I have a data frame with start and end dates, and I am calculating the difference in time between them using the difftime
function. However, some of my start dates are greater than my end dates, which results in a negative time difference. I need to swap the start date for the end date and vice versa when this happens.
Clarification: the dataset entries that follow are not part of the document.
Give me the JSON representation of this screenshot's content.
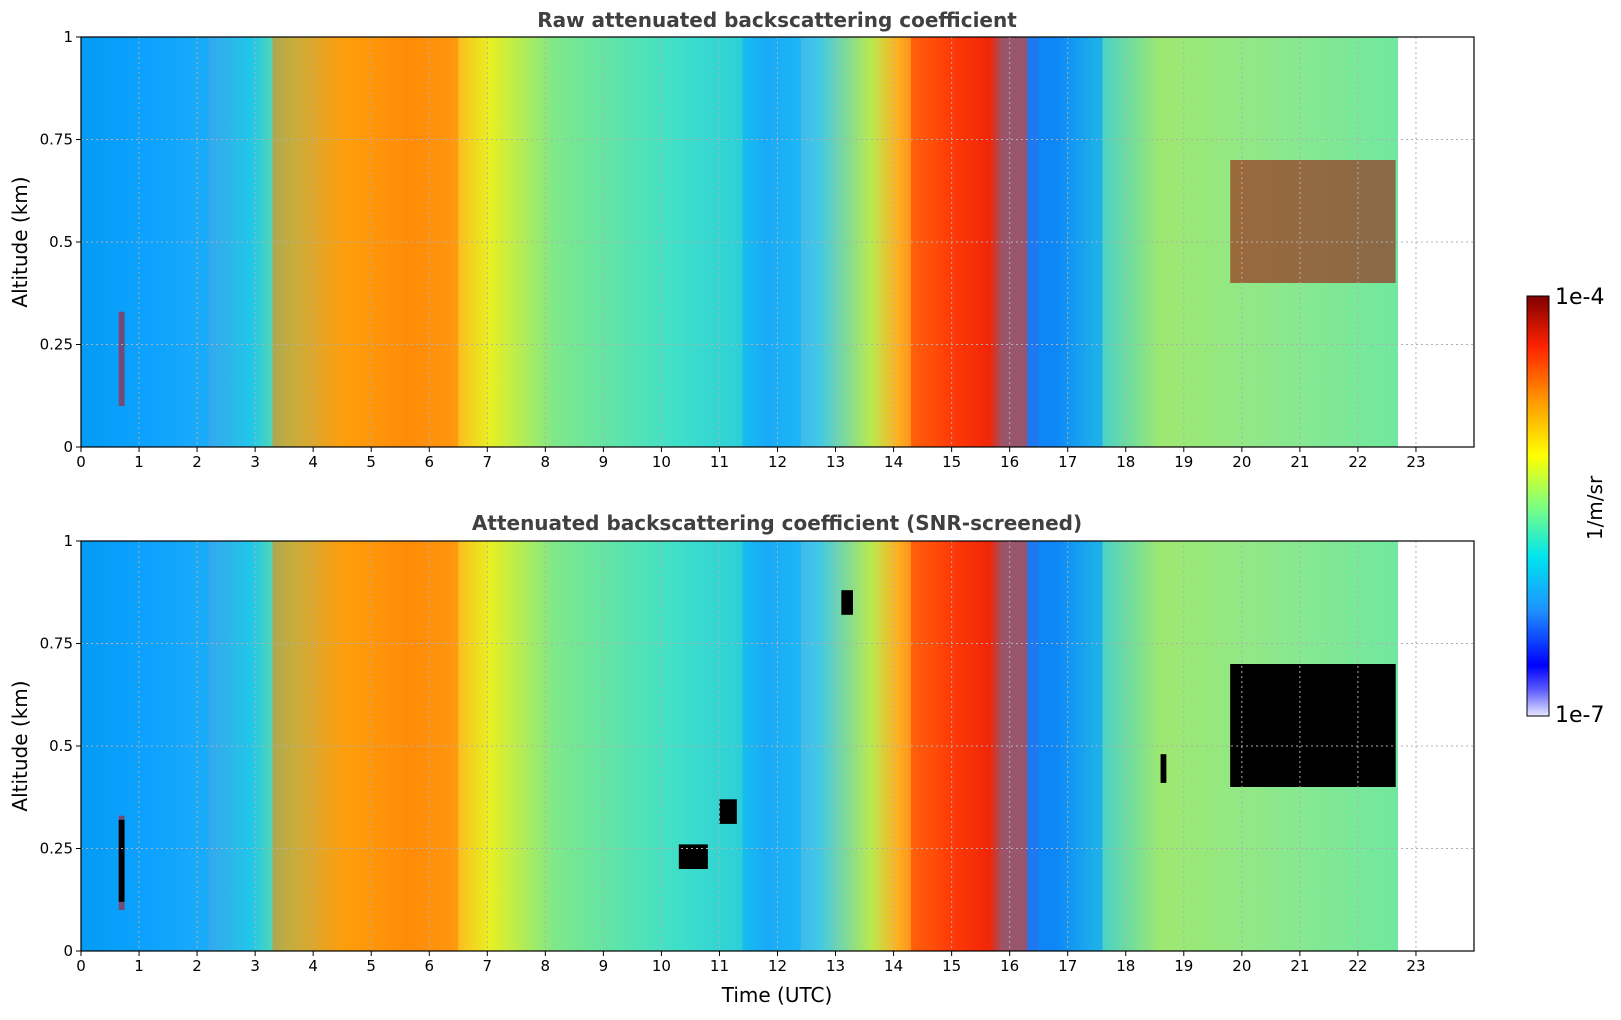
{
  "chart_data": [
    {
      "type": "heatmap",
      "title": "Raw attenuated backscattering coefficient",
      "xlabel": "",
      "ylabel": "Altitude (km)",
      "xlim": [
        0,
        24
      ],
      "ylim": [
        0,
        1
      ],
      "x_ticks": [
        "0",
        "1",
        "2",
        "3",
        "4",
        "5",
        "6",
        "7",
        "8",
        "9",
        "10",
        "11",
        "12",
        "13",
        "14",
        "15",
        "16",
        "17",
        "18",
        "19",
        "20",
        "21",
        "22",
        "23"
      ],
      "y_ticks": [
        "0",
        "0.25",
        "0.5",
        "0.75",
        "1"
      ],
      "data_end_hour": 22.65,
      "grid": true,
      "colorscale": "jet",
      "features": [
        {
          "label": "low backscatter column",
          "t_start": 0.0,
          "t_end": 2.2,
          "alt_start": 0.0,
          "alt_end": 1.0,
          "level": 0.3
        },
        {
          "label": "thin cloud streak",
          "t_start": 0.65,
          "t_end": 0.75,
          "alt_start": 0.1,
          "alt_end": 0.33,
          "level": 0.92
        },
        {
          "label": "high backscatter aerosol layer",
          "t_start": 3.3,
          "t_end": 6.5,
          "alt_start": 0.0,
          "alt_end": 1.0,
          "level": 0.75
        },
        {
          "label": "low backscatter band",
          "t_start": 11.4,
          "t_end": 12.4,
          "alt_start": 0.0,
          "alt_end": 1.0,
          "level": 0.3
        },
        {
          "label": "high backscatter plume",
          "t_start": 14.3,
          "t_end": 16.3,
          "alt_start": 0.0,
          "alt_end": 1.0,
          "level": 0.82
        },
        {
          "label": "low backscatter band",
          "t_start": 16.5,
          "t_end": 17.6,
          "alt_start": 0.0,
          "alt_end": 1.0,
          "level": 0.27
        },
        {
          "label": "cloud layer",
          "t_start": 19.8,
          "t_end": 22.65,
          "alt_start": 0.4,
          "alt_end": 0.7,
          "level": 0.97
        }
      ]
    },
    {
      "type": "heatmap",
      "title": "Attenuated backscattering coefficient (SNR-screened)",
      "xlabel": "Time (UTC)",
      "ylabel": "Altitude (km)",
      "xlim": [
        0,
        24
      ],
      "ylim": [
        0,
        1
      ],
      "x_ticks": [
        "0",
        "1",
        "2",
        "3",
        "4",
        "5",
        "6",
        "7",
        "8",
        "9",
        "10",
        "11",
        "12",
        "13",
        "14",
        "15",
        "16",
        "17",
        "18",
        "19",
        "20",
        "21",
        "22",
        "23"
      ],
      "y_ticks": [
        "0",
        "0.25",
        "0.5",
        "0.75",
        "1"
      ],
      "data_end_hour": 22.65,
      "grid": true,
      "colorscale": "jet",
      "screened_color": "#000000",
      "screened_regions": [
        {
          "t_start": 0.65,
          "t_end": 0.75,
          "alt_start": 0.12,
          "alt_end": 0.32
        },
        {
          "t_start": 10.3,
          "t_end": 10.8,
          "alt_start": 0.2,
          "alt_end": 0.26
        },
        {
          "t_start": 11.0,
          "t_end": 11.3,
          "alt_start": 0.31,
          "alt_end": 0.37
        },
        {
          "t_start": 13.1,
          "t_end": 13.3,
          "alt_start": 0.82,
          "alt_end": 0.88
        },
        {
          "t_start": 18.6,
          "t_end": 18.7,
          "alt_start": 0.41,
          "alt_end": 0.48
        },
        {
          "t_start": 19.8,
          "t_end": 22.65,
          "alt_start": 0.4,
          "alt_end": 0.7
        }
      ]
    }
  ],
  "colorbar": {
    "max_label": "1e-4",
    "min_label": "1e-7",
    "unit_label": "1/m/sr"
  }
}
How can I do this?
Here is an example data frame:
df1 <- data.frame(matrix(ncol = 3, nrow = 3))
colnames(df1)[1:3] <- c('date_start','date_end','diff')
df1$date_start <- c(as.Date('2004-11-09'),
as.Date('2020-01-01'),
as.Date('1992-09-01'))
df1$date_end <- c(as.Date('2005-11-09'),
as.Date('2010-12-31'),
as.Date('2006-10-31'))
df1$diff <- difftime(df1$date_end,df1$date_start)
df1
The correct data frame should look like this (with the start and end dates swapped in the second row):
date_start date_end diff
1 2004-11-09 2005-11-09 365 days
2 2010-12-31 2020-01-01 3288 days
3 1992-09-01 2006-10-31 5173 days
>Solution :
df1 <- df1 |>
transform(date_start = pmin(date_start, date_end),
date_end = pmax(date_start, date_end))
(base::transform
is similar to dplyr::mutate
, but one difference is that each term is calculated based on the incoming data, not on "the data as it exists after modifications to that point." The code would not work like this with mutate
since date_start
would be overwritten after the first step.)